With US “reciprocal” tariffs on pause but not resolved, we believe the growing divergence in single-stock performance within China equities reflects heightened market sensitivity to any perceived weakness in earnings or forward guidance.

But we view this volatility as more a function of positioning after the trade relief rebound, rather than a sign of deteriorating fundamentals. We see several reasons to stay engaged and continue building exposure to China tech:

China tech earnings so far have been broadly positive. Most large-cap Chinese tech companies have reported results ahead of consensus on both revenue and profit, reflecting resilient demand across core businesses and new growth drivers. E-commerce platforms are showing steady top-line growth, while gaming and cloud service providers are benefiting from ongoing digitalization and AI adoption. Importantly, management teams remain confident about the monetization potential of artificial intelligence capabilities and expect growth to accelerate further as adoption deepens. This earnings momentum suggests that sector fundamentals remain intact, even if the market is scrutinizing individual misses more closely.
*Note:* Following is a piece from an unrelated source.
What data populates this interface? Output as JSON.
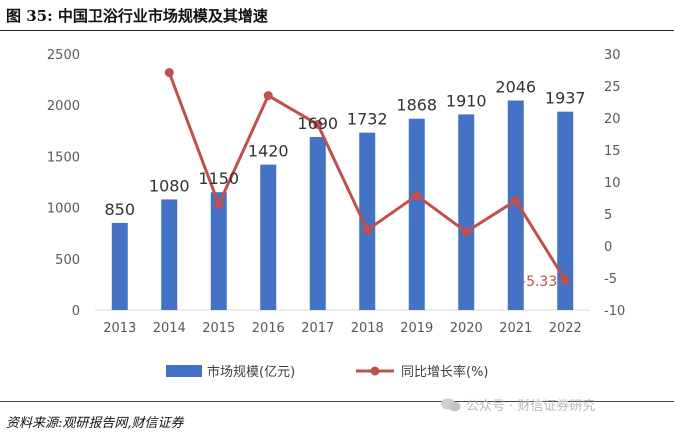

China tech valuations are attractive relative to global peers. While some gaming and internet platforms have seen sharp share price moves post-results, we think sector-level valuations have not fully reflected the improving earnings backdrop for China tech equities. On a price/earnings-to-growth (PEGR) basis, China tech continues to trade at a meaningful discount to US large-cap tech despite an improving growth backdrop. Leading Chinese tech names are trading at forward price-to-earnings (P/E) multiples averaging 13x, well below global gaming and technology sector averages. This valuation gap, combined with robust earnings prospects, underpins our constructive sector view.

Capital market activity is picking up, supporting liquidity and sentiment. A major IPO in the mainland China electric vehicle (EV) supply chain in Hong Kong this week will be the city’s largest listing of 2025, signaling renewed investor engagement. We expect a steady pipeline of secondary listings from domestic A-shares and the return of more China ADRs to Hong Kong, which should further strengthen the exchange’s status as a hub for tech listings. Increased listings not only broaden investor access but also enhance liquidity and visibility for the sector as a whole.

So, we recommend investors use any outsized dips to build exposure to mainland China tech, which we continue to rate as Attractive. In our view, strong sector-level earnings momentum, compelling valuations, and supportive capital market trends outweigh near-term volatility tied to individual results or lingering trade uncertainty. Within China internet, we currently favor select online gaming names, which are demonstrating healthy fundamentals and positive earnings revisions. Investors who are underexposed to China tech may consider gradually increasing their allocation, taking advantage of market pullbacks to add quality names at reasonable prices.